Church Relents On Cat-feeding Ban

Mediation Results In Plan For Relocating Food Station

July 19, 2009|By Jill Rosen | Jill Rosen,jill.rosen@baltsun.com

Thanks to a last-minute intervention by a mediator, a Northeast Baltimore church has agreed to allow cat advocates to continue feeding feral cats on church property.

Because of the agreement, a protest at Northside Baptist Church set for Sunday morning has been canceled.

Volunteers, part of a citywide trap-neuter-return program, have been feeding a colony of cats on the church's lot for two years. But a couple of weeks ago, the church ordered the cat tenders to dismantle the feeding station.

Church officials said the cats not only bother parishioners, they leave droppings all over the otherwise manicured lawn.

Alarmed that the cats might starve, one of the cat feeders, Denise Farmer, picketed the church by herself the past two Sundays. Cat advocates from across Baltimore had planned to join the Parkville chemical engineer on Sunday.

But Alley Cat Allies, a national feline advocacy group based in Bethesda, heard about the dispute and sent a mediator. The church agreed to allow the cats to feed in a more remote part of its grounds. Alley Cat Allies also agreed to give the church decorative stones for its flower beds and some motion-sensor devices that emit a high-pitched noise to repel cats.

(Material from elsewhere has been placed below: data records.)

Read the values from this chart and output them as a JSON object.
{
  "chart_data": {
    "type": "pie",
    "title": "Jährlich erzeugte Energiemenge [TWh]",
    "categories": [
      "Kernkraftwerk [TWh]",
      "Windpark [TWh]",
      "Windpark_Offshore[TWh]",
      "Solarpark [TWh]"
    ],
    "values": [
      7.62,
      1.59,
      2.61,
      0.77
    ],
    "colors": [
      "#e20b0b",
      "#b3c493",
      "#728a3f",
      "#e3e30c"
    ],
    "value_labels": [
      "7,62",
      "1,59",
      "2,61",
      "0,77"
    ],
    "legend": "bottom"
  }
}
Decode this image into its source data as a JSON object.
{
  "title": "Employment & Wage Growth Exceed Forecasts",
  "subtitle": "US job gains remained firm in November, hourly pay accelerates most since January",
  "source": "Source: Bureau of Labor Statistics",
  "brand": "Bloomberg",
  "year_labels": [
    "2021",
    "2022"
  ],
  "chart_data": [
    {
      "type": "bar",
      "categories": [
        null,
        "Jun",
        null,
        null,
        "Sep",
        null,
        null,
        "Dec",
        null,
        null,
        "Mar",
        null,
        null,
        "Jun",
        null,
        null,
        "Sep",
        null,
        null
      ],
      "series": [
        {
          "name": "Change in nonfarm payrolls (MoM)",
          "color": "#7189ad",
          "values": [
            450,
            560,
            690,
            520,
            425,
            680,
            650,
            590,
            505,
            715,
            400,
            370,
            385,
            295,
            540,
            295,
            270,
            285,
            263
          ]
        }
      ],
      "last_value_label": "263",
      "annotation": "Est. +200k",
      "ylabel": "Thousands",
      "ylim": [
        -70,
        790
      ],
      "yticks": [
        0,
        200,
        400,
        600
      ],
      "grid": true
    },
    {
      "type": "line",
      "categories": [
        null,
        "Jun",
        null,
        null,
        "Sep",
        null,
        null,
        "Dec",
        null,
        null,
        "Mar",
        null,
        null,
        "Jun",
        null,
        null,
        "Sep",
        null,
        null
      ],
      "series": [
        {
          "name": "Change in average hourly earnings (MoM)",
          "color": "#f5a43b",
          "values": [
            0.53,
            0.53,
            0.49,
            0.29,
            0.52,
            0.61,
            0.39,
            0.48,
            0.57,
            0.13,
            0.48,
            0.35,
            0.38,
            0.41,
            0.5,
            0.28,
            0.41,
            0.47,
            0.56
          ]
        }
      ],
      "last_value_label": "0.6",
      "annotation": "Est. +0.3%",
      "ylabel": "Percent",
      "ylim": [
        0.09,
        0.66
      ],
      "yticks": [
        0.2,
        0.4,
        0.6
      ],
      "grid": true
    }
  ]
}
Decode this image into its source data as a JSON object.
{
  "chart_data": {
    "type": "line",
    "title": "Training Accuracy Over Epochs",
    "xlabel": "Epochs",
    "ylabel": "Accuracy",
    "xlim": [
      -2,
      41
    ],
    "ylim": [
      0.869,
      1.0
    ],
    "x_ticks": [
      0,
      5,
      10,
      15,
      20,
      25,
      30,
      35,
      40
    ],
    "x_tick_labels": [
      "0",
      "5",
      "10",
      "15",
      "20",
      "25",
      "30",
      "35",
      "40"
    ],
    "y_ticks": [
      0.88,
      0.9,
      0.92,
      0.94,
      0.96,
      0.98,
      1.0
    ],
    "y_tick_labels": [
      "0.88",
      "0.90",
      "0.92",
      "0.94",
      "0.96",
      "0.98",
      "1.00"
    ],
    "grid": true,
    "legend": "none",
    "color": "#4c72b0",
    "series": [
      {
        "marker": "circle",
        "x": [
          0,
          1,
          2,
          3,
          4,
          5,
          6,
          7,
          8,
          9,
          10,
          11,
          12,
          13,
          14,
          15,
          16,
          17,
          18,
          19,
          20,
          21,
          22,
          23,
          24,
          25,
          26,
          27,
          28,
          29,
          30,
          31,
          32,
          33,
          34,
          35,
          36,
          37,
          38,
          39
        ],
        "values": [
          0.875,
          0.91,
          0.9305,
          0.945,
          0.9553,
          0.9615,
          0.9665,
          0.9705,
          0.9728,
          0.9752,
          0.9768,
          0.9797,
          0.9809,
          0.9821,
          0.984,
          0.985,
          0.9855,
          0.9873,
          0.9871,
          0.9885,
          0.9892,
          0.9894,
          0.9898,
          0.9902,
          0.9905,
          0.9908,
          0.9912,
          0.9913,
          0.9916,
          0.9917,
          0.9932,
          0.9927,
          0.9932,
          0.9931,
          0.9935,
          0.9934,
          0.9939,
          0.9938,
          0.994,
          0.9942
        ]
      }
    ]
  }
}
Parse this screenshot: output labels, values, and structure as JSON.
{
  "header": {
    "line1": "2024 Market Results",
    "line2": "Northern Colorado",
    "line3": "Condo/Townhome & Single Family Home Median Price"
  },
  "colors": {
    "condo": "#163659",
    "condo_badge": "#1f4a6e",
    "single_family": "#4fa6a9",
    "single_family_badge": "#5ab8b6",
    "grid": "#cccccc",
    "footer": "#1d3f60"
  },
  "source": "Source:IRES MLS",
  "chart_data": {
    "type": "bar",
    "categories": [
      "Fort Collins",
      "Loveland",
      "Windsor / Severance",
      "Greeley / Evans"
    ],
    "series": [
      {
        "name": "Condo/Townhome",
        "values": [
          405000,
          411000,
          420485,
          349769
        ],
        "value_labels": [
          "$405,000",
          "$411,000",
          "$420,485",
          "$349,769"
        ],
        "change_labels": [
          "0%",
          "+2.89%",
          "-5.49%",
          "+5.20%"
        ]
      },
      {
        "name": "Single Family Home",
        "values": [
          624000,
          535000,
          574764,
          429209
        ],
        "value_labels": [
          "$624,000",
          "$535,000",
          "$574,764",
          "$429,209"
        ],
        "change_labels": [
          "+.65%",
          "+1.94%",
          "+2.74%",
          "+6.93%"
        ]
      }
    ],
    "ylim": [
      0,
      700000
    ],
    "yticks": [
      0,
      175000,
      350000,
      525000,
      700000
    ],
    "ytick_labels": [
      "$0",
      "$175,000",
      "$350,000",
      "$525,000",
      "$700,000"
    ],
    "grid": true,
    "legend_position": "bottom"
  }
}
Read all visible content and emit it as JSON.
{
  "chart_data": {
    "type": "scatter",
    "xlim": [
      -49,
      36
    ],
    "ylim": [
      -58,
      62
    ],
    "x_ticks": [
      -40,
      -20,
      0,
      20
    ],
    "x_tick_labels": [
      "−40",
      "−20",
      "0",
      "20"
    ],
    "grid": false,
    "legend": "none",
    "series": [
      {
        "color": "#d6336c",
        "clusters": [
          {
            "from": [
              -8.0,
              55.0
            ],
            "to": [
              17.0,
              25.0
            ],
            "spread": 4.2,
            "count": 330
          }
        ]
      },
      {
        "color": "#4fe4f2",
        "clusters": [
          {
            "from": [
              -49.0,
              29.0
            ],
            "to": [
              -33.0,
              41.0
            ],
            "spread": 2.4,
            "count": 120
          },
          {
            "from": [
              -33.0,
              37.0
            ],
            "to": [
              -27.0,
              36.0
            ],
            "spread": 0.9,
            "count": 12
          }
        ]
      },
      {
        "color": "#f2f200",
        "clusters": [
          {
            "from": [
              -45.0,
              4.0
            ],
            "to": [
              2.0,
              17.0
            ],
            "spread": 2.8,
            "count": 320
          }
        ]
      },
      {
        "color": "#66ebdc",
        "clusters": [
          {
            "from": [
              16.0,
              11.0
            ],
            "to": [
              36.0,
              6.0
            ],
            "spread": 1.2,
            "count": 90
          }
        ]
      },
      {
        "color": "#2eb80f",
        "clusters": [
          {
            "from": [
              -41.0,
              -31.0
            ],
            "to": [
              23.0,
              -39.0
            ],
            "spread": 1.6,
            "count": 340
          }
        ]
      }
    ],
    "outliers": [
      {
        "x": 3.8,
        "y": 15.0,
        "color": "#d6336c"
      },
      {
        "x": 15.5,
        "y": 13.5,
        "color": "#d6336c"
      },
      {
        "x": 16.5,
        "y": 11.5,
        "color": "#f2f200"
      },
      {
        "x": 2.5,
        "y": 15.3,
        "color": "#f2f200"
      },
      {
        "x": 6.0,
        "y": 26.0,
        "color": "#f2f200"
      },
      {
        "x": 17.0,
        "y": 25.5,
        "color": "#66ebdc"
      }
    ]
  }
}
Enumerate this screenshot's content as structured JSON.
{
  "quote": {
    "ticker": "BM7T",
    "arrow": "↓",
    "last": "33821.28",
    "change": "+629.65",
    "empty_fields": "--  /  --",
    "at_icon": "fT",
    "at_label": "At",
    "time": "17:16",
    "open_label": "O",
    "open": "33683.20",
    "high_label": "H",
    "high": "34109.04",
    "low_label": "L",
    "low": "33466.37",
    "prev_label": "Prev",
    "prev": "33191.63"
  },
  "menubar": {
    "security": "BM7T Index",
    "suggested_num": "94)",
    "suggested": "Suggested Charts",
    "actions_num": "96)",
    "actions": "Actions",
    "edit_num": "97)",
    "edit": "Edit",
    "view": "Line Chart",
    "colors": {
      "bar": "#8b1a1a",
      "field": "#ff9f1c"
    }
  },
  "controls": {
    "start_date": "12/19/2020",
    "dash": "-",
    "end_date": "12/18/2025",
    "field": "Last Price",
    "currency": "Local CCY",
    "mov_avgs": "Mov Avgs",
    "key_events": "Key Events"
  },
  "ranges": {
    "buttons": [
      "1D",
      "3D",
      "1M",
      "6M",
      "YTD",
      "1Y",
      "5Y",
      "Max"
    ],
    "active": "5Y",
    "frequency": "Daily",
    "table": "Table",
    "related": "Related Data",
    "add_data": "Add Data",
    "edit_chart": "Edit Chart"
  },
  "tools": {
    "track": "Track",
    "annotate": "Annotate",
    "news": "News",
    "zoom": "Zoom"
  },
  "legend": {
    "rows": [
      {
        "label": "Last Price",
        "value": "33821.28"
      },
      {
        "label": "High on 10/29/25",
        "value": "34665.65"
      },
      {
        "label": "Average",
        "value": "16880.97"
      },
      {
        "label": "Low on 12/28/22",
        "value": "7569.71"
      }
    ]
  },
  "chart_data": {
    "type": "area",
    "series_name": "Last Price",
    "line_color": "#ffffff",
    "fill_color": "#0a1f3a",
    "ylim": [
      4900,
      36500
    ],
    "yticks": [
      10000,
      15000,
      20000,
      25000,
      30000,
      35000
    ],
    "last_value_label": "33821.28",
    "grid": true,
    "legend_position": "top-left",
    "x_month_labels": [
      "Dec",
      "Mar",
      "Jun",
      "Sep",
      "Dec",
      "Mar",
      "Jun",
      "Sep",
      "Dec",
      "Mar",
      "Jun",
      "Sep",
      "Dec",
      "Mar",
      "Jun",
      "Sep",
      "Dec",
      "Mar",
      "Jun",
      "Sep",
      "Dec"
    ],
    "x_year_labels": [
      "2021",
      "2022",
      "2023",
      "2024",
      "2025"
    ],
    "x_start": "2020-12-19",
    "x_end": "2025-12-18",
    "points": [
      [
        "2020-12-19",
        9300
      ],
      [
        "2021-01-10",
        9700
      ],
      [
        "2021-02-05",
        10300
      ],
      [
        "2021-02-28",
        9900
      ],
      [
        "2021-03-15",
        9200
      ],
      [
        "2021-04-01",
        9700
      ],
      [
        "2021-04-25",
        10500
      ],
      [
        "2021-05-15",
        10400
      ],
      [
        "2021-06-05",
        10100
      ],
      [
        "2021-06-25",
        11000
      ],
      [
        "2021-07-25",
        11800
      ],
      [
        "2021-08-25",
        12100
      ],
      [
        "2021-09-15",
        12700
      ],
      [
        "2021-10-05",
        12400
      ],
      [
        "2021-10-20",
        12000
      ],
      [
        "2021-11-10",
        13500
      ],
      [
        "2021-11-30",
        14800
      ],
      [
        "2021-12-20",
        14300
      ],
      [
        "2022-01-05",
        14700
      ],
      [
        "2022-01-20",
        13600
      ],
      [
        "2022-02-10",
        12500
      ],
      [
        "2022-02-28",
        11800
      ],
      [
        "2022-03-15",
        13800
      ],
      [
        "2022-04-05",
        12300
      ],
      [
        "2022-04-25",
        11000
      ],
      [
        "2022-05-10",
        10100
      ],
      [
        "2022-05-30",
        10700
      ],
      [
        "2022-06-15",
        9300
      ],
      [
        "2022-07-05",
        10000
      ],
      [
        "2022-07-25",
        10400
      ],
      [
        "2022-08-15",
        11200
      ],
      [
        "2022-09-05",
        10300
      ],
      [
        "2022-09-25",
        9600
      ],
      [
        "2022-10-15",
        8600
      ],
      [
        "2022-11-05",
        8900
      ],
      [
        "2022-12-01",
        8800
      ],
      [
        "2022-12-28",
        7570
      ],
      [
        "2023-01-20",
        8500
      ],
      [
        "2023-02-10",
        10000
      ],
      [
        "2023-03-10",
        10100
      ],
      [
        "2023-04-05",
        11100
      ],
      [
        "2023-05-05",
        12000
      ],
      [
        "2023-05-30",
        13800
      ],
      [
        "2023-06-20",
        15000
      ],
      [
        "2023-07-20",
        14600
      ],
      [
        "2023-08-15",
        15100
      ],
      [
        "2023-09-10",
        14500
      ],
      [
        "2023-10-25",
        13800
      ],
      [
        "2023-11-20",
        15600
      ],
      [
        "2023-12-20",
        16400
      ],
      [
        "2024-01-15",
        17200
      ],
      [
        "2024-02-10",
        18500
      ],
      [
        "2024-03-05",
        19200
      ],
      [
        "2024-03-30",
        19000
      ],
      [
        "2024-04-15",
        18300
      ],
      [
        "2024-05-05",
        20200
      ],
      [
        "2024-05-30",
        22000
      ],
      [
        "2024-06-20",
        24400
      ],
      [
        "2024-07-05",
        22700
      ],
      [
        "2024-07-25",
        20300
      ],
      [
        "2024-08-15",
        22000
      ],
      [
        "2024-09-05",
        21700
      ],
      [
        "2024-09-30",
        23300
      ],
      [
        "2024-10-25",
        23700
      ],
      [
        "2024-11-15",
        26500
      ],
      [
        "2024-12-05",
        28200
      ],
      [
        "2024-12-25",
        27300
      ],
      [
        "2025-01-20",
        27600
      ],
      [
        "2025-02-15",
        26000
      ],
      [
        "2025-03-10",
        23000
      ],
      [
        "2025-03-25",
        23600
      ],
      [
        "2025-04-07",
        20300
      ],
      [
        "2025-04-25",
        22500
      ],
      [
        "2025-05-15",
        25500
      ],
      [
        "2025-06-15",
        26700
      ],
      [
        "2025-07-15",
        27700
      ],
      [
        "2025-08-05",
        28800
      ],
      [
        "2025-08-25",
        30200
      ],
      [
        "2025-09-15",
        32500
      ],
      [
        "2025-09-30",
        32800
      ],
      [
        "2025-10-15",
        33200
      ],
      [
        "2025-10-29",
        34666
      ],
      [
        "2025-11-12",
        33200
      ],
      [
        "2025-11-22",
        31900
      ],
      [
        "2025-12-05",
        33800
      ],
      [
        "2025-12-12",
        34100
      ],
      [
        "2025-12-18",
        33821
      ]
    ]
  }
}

"Obviously we all want what is best for the cats - and this agreement will ensure their presence on the ground with volunteers being allowed to feed," said Elizabeth Parowski, spokeswoman for Alley Cat Allies.

Alley Cat Allies also plans to talk to people who live in the neighborhood that surrounds the church, to try to help them get their cats spayed or neutered, and to organizing volunteers to help care for the cats.

Animal control officers estimate about 185,000 feral cats roam Baltimore's streets and back alleys.